In Japan you've got a couple of options.   In Kyoto people were handing out plastic-wrapped packets of toilet paper with advertising on it (I hear that the advertising is often pornographic).   And in Tokyo, at the very large and prominent Yasukuni-jinja shinto shrine, I came across this toilet paper vending machine.   Where else but outside a public toilet!

toilet paper vending machine at Yasukuni-jinja
ultra modern toilet

And now from the ridiculous to the sublime.

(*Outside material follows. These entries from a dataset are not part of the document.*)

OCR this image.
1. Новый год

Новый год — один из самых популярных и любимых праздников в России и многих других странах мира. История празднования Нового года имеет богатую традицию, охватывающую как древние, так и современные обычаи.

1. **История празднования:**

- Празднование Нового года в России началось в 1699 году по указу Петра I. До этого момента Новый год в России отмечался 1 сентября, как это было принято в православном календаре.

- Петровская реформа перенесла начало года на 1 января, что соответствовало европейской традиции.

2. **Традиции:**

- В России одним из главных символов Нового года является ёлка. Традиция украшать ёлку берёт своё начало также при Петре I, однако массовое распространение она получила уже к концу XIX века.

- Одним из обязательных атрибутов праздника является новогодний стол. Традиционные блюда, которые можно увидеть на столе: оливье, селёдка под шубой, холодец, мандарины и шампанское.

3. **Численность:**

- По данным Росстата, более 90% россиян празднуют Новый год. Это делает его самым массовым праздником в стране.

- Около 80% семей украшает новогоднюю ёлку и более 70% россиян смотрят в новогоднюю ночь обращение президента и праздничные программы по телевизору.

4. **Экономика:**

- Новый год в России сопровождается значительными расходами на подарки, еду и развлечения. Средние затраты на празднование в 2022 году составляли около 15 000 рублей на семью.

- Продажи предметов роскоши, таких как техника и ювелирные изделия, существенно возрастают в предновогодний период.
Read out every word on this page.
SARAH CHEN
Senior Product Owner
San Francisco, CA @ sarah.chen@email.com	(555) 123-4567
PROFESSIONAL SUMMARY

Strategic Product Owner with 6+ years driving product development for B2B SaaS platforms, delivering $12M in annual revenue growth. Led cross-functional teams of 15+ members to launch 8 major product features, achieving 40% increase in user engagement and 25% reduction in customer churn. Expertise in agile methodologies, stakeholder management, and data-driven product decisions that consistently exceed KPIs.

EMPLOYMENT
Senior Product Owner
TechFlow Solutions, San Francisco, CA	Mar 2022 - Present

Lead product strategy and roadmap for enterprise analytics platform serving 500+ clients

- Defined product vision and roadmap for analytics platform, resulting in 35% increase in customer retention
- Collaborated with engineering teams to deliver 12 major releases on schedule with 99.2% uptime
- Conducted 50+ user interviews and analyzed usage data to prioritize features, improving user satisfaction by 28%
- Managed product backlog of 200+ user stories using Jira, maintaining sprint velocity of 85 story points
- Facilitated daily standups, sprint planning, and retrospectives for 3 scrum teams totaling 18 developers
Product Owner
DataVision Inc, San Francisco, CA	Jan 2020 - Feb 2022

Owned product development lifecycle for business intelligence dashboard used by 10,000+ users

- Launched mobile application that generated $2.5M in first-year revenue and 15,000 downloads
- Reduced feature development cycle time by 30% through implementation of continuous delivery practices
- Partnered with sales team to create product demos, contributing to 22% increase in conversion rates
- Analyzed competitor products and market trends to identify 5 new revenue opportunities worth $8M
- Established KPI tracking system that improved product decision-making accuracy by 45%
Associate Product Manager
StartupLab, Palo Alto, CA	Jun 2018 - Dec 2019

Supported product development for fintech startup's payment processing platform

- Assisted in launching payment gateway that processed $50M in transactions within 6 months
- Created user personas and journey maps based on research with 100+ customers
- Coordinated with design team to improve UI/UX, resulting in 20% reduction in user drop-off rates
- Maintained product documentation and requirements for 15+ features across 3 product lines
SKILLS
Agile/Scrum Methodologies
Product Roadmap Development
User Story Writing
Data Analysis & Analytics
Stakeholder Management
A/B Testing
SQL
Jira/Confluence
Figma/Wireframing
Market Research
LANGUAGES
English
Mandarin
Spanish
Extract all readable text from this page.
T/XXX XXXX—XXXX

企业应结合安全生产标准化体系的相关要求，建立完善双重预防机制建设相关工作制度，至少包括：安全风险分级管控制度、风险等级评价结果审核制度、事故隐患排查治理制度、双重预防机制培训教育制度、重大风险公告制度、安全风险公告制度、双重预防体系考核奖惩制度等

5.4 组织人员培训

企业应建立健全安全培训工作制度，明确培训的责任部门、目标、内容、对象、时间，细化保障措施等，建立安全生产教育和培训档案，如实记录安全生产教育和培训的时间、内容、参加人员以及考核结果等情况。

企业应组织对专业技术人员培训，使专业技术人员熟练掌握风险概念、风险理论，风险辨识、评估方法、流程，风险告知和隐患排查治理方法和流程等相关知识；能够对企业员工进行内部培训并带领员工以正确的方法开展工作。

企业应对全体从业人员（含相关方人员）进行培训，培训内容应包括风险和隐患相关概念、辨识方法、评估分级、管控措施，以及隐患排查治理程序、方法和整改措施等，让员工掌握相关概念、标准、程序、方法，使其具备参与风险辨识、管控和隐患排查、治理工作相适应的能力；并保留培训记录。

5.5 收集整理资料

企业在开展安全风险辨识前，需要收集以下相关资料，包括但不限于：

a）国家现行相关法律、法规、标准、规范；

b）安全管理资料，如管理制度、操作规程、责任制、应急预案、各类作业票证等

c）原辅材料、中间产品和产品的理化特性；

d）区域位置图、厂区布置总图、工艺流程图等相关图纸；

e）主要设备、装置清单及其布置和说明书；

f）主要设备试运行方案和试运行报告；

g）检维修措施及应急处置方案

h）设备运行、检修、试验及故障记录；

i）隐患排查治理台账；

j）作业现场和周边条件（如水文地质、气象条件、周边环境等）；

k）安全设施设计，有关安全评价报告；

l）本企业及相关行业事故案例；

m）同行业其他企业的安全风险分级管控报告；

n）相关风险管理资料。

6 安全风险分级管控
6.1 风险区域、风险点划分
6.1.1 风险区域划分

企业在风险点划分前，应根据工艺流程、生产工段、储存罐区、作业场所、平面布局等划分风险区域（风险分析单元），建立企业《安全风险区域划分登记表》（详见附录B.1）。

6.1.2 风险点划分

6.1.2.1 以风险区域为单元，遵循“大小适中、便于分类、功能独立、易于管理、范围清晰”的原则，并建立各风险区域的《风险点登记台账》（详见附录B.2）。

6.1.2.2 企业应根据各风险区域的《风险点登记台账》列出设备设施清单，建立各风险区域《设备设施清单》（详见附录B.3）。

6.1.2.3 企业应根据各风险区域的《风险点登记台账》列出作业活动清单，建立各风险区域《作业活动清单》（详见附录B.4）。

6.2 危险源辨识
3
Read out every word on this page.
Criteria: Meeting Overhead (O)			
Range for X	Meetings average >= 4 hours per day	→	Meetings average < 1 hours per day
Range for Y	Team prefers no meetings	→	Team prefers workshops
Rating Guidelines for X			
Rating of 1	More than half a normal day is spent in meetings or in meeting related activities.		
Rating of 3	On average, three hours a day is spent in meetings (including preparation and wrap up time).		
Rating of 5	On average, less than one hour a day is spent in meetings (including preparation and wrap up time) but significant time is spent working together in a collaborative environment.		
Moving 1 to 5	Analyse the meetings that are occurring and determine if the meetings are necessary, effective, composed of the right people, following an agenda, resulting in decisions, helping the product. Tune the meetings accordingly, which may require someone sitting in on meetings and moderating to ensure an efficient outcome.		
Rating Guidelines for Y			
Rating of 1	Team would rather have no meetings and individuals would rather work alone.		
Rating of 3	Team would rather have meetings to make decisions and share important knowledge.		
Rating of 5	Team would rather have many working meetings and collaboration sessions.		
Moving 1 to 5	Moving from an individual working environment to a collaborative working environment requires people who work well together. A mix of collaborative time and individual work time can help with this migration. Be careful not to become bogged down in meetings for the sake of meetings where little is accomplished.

This type of ultra-modern toilet is popular in Japan; on the left hand side you can see four electronic buttons and a dial control.   I'd heard about these toilets some time ago, so I knew that at least one of the buttons must control a bidet, and another would be an air drier (no, really!).   But the instructions were all in Japanese, and so I didn't know which of the buttons flushed the toilet.   Nothing I could do but be systematic - I closed the toilet lid and tried the first button - whoops, bidet!   Second button - bidet!   Third button - bidet!   Fourth button - drier!   What?!!   Bidets and blowers are all very well, but there must be a flush button somewhere!   Two minutes later, I found an old-fashioned lever on the right hand side of the cistern.

Perhaps you notice the clever faucet and handbasin on top of the cistern, with a label "saving water" (I don't really expect you to notice the label, it's a bit small).   It's very clever, you wash your hands and the water flows into the cistern.

Here was another part of Japanese toilet culture I had a small problem with, and I don't just mean that the slippers were too small!

The Japanese are very tolerant of people making a cultural faux pas, but one area where they insist on correct behavior is shoes.   You definitely don't wear your street shoes inside, and when you go to the bathroom you change from house slippers to toilet slippers.   I forgot a couple of times, and even made the mistake of wearing the toilet slippers outside the bathroom.   Sacre bleu!

me in toilet slippers

No-one said that the Japanese had to be consistent.   Wearing toilet slippers in the house might be disgusting, but there's nothing wrong with watching a man using a urinal while you walk through a public park (in this case in the Hiroshima Peace Park).   In fact, Japanese men are known for being uninhibited about making comfort stops in public, so perhaps that's why this is seen as nothing unusual.

toilet block with visible urinals

If the last photo didn't freak you out, then perhaps this one might.   In Japan (and also, I hear from a work colleague, in Korea) you might come across a public unisex toilet, complete with urinals!   Women using the toilets are supposed to just ignore the men!   This one was at the Himeji train station.